Praise for the *First Edition
- "This excellent text should prove a useful accoutrement for any
developing mathematics program . . . it's short, it's sweet, it's
beautifully written." --The Mathematical Intelligencer
"Erickson has prepared an exemplary work . . . strongly recommended for
inclusion in undergraduate-level library collections." --Choice
Featuring a modern approach, Introduction to Combinatorics, Second
Edition illustrates the applicability of combinatorial methods and
discusses topics that are not typically addressed in literature, such as
Alcuin's sequence, Rook paths, and Leech's lattice. The book also
presents fundamental results, discusses interconnection and
problem-solving techniques, and collects and disseminates open problems
that raise questions and observations.
Many important combinatorial methods are revisited and repeated several
times throughout the book in exercises, examples, theorems, and proofs
alike, allowing readers to build confidence and reinforce their
understanding of complex material. In addition, the author successfully
guides readers step-by-step through three major achievements of
combinatorics: Van der Waerden's theorem on arithmetic progressions,
Pólya's graph enumeration formula, and Leech's 24-dimensional lattice.

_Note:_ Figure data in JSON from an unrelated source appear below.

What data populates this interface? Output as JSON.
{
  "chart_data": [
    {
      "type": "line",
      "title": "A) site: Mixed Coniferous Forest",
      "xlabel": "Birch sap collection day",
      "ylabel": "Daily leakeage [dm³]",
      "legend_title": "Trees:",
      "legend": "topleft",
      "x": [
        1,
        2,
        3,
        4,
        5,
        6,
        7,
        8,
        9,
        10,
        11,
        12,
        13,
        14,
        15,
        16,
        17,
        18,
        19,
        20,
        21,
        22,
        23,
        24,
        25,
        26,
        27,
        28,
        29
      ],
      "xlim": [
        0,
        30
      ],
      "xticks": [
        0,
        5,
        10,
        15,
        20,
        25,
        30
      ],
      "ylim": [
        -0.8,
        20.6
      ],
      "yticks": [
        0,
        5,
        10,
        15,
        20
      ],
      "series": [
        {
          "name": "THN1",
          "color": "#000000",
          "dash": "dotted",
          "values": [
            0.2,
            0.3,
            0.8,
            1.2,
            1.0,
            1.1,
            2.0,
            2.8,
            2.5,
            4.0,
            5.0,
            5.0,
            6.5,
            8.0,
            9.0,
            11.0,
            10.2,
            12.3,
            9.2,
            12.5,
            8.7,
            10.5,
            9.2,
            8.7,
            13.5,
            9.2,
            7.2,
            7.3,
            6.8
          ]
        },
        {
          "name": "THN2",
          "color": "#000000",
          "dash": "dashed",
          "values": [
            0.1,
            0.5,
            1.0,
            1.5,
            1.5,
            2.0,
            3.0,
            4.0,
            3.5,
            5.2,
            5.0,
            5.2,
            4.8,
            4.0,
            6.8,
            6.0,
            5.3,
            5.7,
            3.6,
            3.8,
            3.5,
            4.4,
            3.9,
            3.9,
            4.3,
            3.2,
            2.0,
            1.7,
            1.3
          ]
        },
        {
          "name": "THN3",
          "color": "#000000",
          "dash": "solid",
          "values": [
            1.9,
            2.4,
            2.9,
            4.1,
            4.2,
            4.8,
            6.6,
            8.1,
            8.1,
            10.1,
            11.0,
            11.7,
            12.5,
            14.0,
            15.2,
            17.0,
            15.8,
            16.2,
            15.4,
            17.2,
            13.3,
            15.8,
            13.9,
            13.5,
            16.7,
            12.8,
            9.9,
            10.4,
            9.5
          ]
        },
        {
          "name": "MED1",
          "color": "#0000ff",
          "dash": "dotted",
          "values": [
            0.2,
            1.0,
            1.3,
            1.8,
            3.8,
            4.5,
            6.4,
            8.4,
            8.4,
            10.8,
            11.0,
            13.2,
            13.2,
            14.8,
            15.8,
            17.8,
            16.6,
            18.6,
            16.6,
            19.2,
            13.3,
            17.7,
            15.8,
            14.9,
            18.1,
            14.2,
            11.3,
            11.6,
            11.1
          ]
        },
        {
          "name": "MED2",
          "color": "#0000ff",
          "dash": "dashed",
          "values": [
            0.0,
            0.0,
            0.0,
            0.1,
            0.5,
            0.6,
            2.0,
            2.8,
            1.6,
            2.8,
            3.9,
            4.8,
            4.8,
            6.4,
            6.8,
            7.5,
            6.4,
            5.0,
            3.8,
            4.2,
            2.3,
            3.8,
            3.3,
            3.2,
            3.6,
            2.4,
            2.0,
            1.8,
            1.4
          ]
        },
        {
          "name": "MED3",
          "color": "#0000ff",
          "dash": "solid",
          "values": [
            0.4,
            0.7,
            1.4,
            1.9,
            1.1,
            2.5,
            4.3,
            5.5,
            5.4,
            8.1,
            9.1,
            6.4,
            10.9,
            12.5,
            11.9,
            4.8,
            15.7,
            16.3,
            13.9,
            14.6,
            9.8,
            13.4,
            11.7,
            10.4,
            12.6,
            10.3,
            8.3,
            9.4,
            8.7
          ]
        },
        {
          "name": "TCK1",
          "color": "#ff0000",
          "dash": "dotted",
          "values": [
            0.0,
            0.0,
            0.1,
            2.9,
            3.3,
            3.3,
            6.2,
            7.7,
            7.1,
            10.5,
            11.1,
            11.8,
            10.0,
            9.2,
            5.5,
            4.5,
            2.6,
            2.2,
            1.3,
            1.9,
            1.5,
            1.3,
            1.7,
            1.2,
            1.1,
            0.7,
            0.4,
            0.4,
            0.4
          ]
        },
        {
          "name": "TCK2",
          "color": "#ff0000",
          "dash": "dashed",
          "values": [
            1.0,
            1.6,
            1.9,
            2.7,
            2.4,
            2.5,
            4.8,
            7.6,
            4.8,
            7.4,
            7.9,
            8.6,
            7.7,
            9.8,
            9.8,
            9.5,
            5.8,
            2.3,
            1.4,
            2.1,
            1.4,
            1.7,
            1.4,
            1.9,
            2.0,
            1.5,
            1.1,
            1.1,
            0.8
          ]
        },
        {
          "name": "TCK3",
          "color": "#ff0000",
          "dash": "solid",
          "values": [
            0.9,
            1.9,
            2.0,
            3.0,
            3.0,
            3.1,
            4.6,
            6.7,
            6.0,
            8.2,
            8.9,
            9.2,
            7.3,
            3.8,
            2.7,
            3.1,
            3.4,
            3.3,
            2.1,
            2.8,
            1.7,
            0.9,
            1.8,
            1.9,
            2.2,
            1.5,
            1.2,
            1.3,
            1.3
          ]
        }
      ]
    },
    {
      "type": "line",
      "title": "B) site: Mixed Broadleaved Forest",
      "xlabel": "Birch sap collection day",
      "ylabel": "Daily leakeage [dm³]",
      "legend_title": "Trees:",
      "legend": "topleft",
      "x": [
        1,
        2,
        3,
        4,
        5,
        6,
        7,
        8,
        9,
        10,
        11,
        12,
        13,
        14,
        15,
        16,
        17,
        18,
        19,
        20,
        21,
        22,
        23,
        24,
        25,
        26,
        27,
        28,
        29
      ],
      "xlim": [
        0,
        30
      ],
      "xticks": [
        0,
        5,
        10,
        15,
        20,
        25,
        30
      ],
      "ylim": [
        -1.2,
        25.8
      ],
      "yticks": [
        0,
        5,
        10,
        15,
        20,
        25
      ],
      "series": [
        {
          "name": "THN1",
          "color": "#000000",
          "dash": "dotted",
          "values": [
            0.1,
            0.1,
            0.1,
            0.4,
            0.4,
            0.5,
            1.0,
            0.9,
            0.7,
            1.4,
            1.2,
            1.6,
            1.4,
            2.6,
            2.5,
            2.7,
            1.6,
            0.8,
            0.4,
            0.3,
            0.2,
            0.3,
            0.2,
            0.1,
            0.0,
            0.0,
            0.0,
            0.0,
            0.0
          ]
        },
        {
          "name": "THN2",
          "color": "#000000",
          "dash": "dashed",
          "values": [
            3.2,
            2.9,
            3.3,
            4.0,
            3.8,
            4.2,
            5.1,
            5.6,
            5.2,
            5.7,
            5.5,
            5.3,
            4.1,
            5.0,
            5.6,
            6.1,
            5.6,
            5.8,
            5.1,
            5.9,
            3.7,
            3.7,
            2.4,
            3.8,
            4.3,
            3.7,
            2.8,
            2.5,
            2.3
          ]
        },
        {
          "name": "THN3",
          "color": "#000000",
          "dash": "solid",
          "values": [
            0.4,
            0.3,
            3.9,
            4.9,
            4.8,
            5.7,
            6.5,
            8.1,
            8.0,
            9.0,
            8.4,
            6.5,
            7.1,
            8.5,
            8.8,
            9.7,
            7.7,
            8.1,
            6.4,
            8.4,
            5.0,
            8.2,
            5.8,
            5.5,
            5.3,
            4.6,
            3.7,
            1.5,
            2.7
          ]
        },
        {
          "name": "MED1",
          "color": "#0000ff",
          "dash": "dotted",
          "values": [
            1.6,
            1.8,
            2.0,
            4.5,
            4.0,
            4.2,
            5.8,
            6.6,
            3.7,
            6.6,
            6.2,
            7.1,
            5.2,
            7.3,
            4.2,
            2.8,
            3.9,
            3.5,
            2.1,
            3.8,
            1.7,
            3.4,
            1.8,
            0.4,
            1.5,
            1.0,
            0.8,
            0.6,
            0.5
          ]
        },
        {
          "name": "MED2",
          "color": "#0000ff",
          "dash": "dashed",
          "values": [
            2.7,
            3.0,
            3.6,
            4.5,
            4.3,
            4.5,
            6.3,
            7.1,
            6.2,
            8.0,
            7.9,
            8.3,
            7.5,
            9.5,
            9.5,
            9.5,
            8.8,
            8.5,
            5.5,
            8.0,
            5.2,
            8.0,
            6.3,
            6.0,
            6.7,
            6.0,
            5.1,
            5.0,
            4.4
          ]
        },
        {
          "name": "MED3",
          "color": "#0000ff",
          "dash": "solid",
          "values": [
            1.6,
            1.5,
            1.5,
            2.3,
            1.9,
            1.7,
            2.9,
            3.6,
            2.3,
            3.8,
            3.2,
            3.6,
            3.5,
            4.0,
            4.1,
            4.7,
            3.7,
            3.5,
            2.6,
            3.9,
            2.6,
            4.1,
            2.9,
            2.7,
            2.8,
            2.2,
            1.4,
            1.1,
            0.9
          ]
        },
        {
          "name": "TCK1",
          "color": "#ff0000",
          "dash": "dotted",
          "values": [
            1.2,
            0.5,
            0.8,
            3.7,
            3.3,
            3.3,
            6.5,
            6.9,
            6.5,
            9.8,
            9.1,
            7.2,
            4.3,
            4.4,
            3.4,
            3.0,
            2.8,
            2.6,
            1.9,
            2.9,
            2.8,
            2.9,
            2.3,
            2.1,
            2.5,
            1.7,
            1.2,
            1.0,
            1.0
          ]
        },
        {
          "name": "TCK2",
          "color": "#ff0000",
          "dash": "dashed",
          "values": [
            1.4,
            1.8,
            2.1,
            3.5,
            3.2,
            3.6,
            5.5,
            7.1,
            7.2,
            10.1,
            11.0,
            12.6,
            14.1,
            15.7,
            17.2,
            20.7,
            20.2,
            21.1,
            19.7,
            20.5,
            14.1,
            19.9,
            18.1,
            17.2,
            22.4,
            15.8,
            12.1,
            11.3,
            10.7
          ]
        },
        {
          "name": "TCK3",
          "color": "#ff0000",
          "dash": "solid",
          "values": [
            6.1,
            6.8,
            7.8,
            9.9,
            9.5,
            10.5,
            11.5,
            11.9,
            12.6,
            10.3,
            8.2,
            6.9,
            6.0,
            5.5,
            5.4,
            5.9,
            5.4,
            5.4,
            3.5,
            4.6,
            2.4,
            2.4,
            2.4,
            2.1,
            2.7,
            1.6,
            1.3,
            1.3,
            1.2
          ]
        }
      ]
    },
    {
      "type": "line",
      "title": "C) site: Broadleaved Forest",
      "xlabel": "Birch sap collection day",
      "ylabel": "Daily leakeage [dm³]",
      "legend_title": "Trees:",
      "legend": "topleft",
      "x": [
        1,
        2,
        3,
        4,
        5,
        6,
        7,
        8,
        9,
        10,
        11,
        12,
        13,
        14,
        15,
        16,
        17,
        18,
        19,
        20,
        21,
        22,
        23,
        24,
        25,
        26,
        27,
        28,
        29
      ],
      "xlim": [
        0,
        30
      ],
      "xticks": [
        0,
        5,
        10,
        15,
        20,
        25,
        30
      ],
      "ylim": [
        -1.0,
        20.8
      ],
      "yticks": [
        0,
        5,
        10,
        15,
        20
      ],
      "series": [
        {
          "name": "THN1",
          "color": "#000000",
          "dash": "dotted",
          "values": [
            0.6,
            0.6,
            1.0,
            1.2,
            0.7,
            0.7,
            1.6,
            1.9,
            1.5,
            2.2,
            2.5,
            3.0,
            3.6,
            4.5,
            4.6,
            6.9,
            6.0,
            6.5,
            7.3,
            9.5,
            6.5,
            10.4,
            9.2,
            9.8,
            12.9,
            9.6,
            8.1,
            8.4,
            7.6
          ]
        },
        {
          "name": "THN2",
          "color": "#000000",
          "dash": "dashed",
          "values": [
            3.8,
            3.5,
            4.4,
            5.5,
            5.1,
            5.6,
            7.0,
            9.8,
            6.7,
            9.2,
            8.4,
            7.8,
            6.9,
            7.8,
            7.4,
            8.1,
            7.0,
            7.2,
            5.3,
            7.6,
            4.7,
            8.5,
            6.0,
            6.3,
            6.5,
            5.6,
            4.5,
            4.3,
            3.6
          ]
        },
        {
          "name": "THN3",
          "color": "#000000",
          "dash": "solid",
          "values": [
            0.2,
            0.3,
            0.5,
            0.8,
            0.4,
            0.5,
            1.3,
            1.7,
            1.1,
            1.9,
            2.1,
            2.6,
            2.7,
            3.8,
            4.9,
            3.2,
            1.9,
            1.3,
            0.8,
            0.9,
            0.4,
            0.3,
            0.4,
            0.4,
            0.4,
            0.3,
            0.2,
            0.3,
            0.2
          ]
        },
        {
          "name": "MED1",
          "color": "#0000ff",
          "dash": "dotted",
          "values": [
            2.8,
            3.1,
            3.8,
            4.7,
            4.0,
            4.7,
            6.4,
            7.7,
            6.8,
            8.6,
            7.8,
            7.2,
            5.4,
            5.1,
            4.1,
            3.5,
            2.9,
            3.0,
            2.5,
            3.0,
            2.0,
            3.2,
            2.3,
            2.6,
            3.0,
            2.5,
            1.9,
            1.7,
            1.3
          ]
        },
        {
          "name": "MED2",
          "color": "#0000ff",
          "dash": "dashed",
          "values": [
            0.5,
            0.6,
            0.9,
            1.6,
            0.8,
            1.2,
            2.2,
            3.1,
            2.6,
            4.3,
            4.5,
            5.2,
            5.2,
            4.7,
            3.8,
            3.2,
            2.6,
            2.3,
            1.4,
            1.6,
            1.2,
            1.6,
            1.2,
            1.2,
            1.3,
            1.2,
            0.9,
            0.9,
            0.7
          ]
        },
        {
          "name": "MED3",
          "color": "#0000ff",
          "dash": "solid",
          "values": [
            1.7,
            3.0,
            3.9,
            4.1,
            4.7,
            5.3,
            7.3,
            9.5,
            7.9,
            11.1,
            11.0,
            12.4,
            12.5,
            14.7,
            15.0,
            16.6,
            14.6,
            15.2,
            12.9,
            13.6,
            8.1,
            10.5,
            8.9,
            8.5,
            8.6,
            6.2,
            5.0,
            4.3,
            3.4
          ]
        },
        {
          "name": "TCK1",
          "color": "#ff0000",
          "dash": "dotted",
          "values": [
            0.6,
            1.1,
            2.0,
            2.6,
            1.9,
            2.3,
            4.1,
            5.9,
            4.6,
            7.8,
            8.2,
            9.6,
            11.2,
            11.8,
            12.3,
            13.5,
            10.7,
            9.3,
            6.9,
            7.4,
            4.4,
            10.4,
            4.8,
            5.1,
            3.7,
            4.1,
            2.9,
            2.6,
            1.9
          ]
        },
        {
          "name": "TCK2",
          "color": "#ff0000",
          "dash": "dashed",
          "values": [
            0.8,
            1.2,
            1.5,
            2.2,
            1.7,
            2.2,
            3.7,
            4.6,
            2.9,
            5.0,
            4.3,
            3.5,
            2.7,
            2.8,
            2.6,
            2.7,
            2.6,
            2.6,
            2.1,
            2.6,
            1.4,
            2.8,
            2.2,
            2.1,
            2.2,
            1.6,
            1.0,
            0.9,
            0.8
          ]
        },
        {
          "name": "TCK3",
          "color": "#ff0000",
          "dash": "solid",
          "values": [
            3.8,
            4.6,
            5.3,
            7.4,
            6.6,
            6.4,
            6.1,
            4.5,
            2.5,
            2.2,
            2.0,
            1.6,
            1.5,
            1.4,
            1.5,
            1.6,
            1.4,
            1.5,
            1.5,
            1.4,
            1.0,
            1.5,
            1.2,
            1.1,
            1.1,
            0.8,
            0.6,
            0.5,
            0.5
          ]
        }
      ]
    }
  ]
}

Along with updated tables and references that reflect recent advances in
various areas, such as error-correcting codes and combinatorial designs,
the Second Edition also features:
- Many new exercises to help readers understand and apply combinatorial
techniques and ideas
- A deeper, investigative study of combinatorics through exercises
requiring the use of computer programs
- Over fifty new examples, ranging in level from routine to advanced,
that illustrate important combinatorial concepts
- Basic principles and theories in combinatorics as well as new and
innovative results in the field
Introduction to Combinatorics, Second Edition is an ideal textbook for
a one- or two-semester sequence in combinatorics, graph theory, and
discrete mathematics at the upper-undergraduate level. The book is also
an excellent reference for anyone interested in the various applications
of elementary combinatorics.